Accordingly, because there is a material issue of fact as to whether the appellants were aware of the risk of crystallization, and because comparative negligence determinations are made by the jury, see Woolston, 687 P.2d at 149; Or.Rev.Stat. Secs. 18.470, 18.480, we reverse the district court's order granting Hewlett-Packard's motion for summary judgment and remand for further proceedings.4

15

REVERSED AND REMANDED.

*

This disposition is not appropriate for publication and may not be cited to or by the courts of this circuit except as provided by 9th Cir.R. 36-3

1

Specifically, Praegitzer Industries alleged that Hewlett-Packard was negligent: (1) "by failing to warn [Praegitzer Industries] that the equipment would start a fire with normal use"; (2) "by failing to inform [Praegitzer Industries] of [Hewlett-Packard's] prior experience with the equipment, particularly concerning the [Hewlett-Packard] fire"; (3) "by failing to adequately repair the equipment prior to [the] sale to [Praegitzer Industries]"; (4) "by failing to adequately inspect the equipment prior to the sale to [Praegitzer Industries]"; and (5) "by failing to determine the reason for the [Hewlett-Packard] fire and take appropriate steps to insure a fire would not start again."

2

The evidence shows that Praegitzer Industries was familiar with immersion equipment and aware of the general risk of fire associated with that type of equipment.

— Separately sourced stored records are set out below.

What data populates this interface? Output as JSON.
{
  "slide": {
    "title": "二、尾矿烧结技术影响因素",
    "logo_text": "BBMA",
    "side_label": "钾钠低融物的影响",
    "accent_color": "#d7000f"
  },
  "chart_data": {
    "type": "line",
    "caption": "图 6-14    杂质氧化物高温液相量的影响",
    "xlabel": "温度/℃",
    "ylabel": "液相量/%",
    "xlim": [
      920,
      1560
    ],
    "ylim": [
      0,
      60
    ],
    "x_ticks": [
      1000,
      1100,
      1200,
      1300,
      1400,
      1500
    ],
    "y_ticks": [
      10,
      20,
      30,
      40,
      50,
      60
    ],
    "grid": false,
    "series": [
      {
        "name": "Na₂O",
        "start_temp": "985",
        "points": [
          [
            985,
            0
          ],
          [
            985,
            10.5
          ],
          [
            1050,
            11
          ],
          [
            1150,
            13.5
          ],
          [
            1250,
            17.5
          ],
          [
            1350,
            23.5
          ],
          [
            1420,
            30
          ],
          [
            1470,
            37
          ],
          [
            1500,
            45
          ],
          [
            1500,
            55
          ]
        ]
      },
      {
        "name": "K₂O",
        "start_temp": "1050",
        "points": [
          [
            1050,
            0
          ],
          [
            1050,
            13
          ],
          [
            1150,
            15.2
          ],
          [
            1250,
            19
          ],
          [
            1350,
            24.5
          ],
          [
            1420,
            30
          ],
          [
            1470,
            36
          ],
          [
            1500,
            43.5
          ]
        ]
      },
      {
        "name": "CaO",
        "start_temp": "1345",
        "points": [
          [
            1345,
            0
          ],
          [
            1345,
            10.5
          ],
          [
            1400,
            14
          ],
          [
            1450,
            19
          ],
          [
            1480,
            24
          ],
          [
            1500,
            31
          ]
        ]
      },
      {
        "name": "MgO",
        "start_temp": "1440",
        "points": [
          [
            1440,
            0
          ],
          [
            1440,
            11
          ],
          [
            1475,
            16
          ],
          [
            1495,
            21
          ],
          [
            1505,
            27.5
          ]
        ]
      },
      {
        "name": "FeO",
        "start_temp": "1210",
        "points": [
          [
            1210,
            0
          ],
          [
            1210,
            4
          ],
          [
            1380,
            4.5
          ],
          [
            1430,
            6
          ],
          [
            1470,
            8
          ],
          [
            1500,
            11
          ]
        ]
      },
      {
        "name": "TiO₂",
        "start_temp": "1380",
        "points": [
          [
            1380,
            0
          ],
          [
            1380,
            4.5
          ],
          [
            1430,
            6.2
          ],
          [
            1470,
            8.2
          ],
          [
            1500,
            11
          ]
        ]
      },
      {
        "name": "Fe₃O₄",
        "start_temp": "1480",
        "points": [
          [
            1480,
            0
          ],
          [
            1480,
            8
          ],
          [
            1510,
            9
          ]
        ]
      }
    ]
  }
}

The evidence also shows that Praegitzer Industries experienced two fires due to malfunctioning low liquid level sensors prior to the fire that destroyed its plant. One fire was caused by corrosion and the other fire's cause was unknown

3

A finding that the appellants' were aware of the risk of crystallization before they purchased the immersion equipment may make any comparisons unnecessary because, for Hewlett-Packard to be liable, the appellants must prove that they were injured as a result of the failure to warn. Fuhrer, 760 P.2d at 878. However, because we find that there is an issue of material fact as to whether the appellants were aware of the risk of crystallization, we need not address this issue

4

Because we find that the district court improperly granted Hewlett-Packard's motion for summary judgment on the bases set forth above, we find it unnecessary to address specifically the appellants' other arguments. However, we note that proximate cause is not an element of Oregon tort law, see Sanford v. Chevrolet Div. of Gen. Motors, 642 P.2d 624, 633 (Or.1982), and that the appellants' failure to take proper safety precautions claims are subject to the same analysis as their failure to warn claims, see Fuhrer, 760 P.2d at 880 n. 3

Additionally, we decline to affirm on the basis of any of the fact-intensive alternative theories suggested by Hewlett-Packard. Those theories are best addressed by the district court.